0 Comments

Tatar düğünlerini anlatan aşağıdaki sohbet tadındaki seri yazı sayın Ayhan ÖKMEN in 
http://karayavsan.blogspot.com sitesinden alıntılanmıştır

Tatar düğünlerini doğal bir tarzda ve sohbet tadında anlatan bu seri yazı Ayhan ÖKMEN in yakınları olduğunu sandığım İsmail Hakkı KALKAY ve Cevriye KALKAY a ithaf edilmiş gibi gözüküyor, ve şöyle diyor.”Onları daha sık ziyaret edeceğim, beni geçmişe bağlayan en güçlü şey onların sevgisi çünkü… “

TATAR TOYU

köy düğünleri – 1öncelikle, düğünler hakkında anlatacaklarım kesinlikle subjektif, gözleme dayalı ve yılların ardından aklımda kaldığı kadarıyladır. ilave/düzeltme yapmak isteyenler yorumlarını bırakırlarsa gerekli revizyonlar seve seve yapılır.

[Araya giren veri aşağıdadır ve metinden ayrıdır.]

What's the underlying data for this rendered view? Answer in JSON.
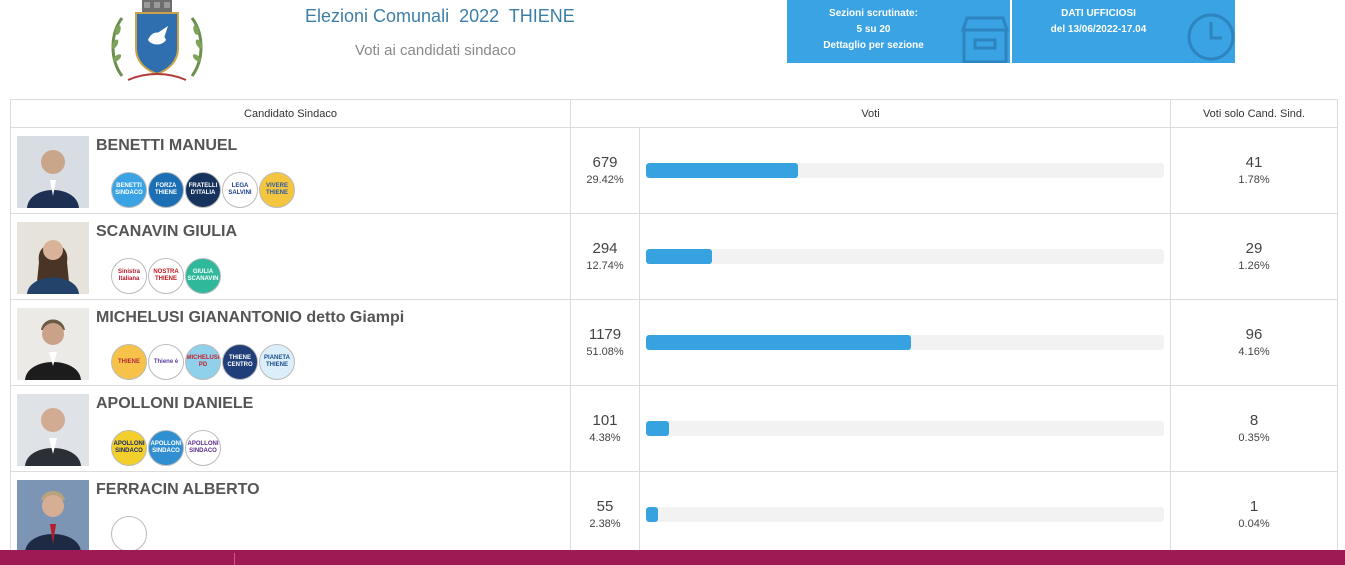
{
  "header": {
    "title": "Elezioni Comunali  2022  THIENE",
    "subtitle": "Voti ai candidati sindaco",
    "sezioni": {
      "line1": "Sezioni scrutinate:",
      "line2": "5 su 20",
      "line3": "Dettaglio per sezione",
      "icon": "archive-box-icon"
    },
    "dati": {
      "line1": "DATI UFFICIOSI",
      "line2": "del 13/06/2022-17.04",
      "icon": "clock-icon"
    },
    "accent_color": "#3aa3e3"
  },
  "table": {
    "headers": {
      "candidate": "Candidato Sindaco",
      "votes": "Voti",
      "solo": "Voti solo Cand. Sind."
    },
    "rows": [
      {
        "name": "BENETTI MANUEL",
        "votes": "679",
        "pct": "29.42%",
        "share": 0.2942,
        "solo_votes": "41",
        "solo_pct": "1.78%",
        "logos": [
          {
            "text": "BENETTI SINDACO",
            "bg": "#3aa3e3",
            "fg": "#ffffff"
          },
          {
            "text": "FORZA THIENE",
            "bg": "#1c6fb5",
            "fg": "#ffffff"
          },
          {
            "text": "FRATELLI D'ITALIA",
            "bg": "#16335e",
            "fg": "#ffffff"
          },
          {
            "text": "LEGA SALVINI",
            "bg": "#ffffff",
            "fg": "#1b3c8f"
          },
          {
            "text": "VIVERE THIENE",
            "bg": "#f4c63f",
            "fg": "#2b5aa8"
          }
        ]
      },
      {
        "name": "SCANAVIN GIULIA",
        "votes": "294",
        "pct": "12.74%",
        "share": 0.1274,
        "solo_votes": "29",
        "solo_pct": "1.26%",
        "logos": [
          {
            "text": "Sinistra Italiana",
            "bg": "#ffffff",
            "fg": "#b5172b"
          },
          {
            "text": "NOSTRA THIENE",
            "bg": "#ffffff",
            "fg": "#c2161d"
          },
          {
            "text": "GIULIA SCANAVIN",
            "bg": "#2fb89a",
            "fg": "#ffffff"
          }
        ]
      },
      {
        "name": "MICHELUSI GIANANTONIO detto Giampi",
        "votes": "1179",
        "pct": "51.08%",
        "share": 0.5108,
        "solo_votes": "96",
        "solo_pct": "4.16%",
        "logos": [
          {
            "text": "THIENE",
            "bg": "#f6c24a",
            "fg": "#b2283a"
          },
          {
            "text": "Thiene è",
            "bg": "#ffffff",
            "fg": "#5a3fa0"
          },
          {
            "text": "MICHELUSI PD",
            "bg": "#8fd0ea",
            "fg": "#c8202e"
          },
          {
            "text": "THIENE CENTRO",
            "bg": "#1f3e7a",
            "fg": "#ffffff"
          },
          {
            "text": "PIANETA THIENE",
            "bg": "#dceefa",
            "fg": "#1a4e8a"
          }
        ]
      },
      {
        "name": "APOLLONI DANIELE",
        "votes": "101",
        "pct": "4.38%",
        "share": 0.0438,
        "solo_votes": "8",
        "solo_pct": "0.35%",
        "logos": [
          {
            "text": "APOLLONI SINDACO",
            "bg": "#f2cf2b",
            "fg": "#1a2a6b"
          },
          {
            "text": "APOLLONI SINDACO",
            "bg": "#2f8fd0",
            "fg": "#ffffff"
          },
          {
            "text": "APOLLONI SINDACO",
            "bg": "#ffffff",
            "fg": "#5a2a8c"
          }
        ]
      },
      {
        "name": "FERRACIN ALBERTO",
        "votes": "55",
        "pct": "2.38%",
        "share": 0.0238,
        "solo_votes": "1",
        "solo_pct": "0.04%",
        "logos": [
          {
            "text": "",
            "bg": "#ffffff",
            "fg": "#3a4a8c"
          }
        ]
      }
    ]
  },
  "footer": {
    "color": "#9e1a54"
  }
}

düğünleri üç kategoride anlatmaya çalışacağım:
(i) Kız düğünleri
(ii)erkek düğünleri
(iii) salon düğünü
(iv) sünnet düğünleri

şimdii, benim çocukluğumun düğünleri hep yaz aylarında yapılırdı. kış düğünü hiç hatırlamıyorum; bir tek Hatice teyzemin düğünü Ekim ayı içinde yapılmıştı yamulmuyorsam.

kız düğünleri ile başlayalım. “kız düğünü” kız tarafın köyde olduğu; dolayısıyla “konak, hava, kına, tokuz” gibi güzelliklerin yaşandığı düğünleri anlatmak için kullanılırdı.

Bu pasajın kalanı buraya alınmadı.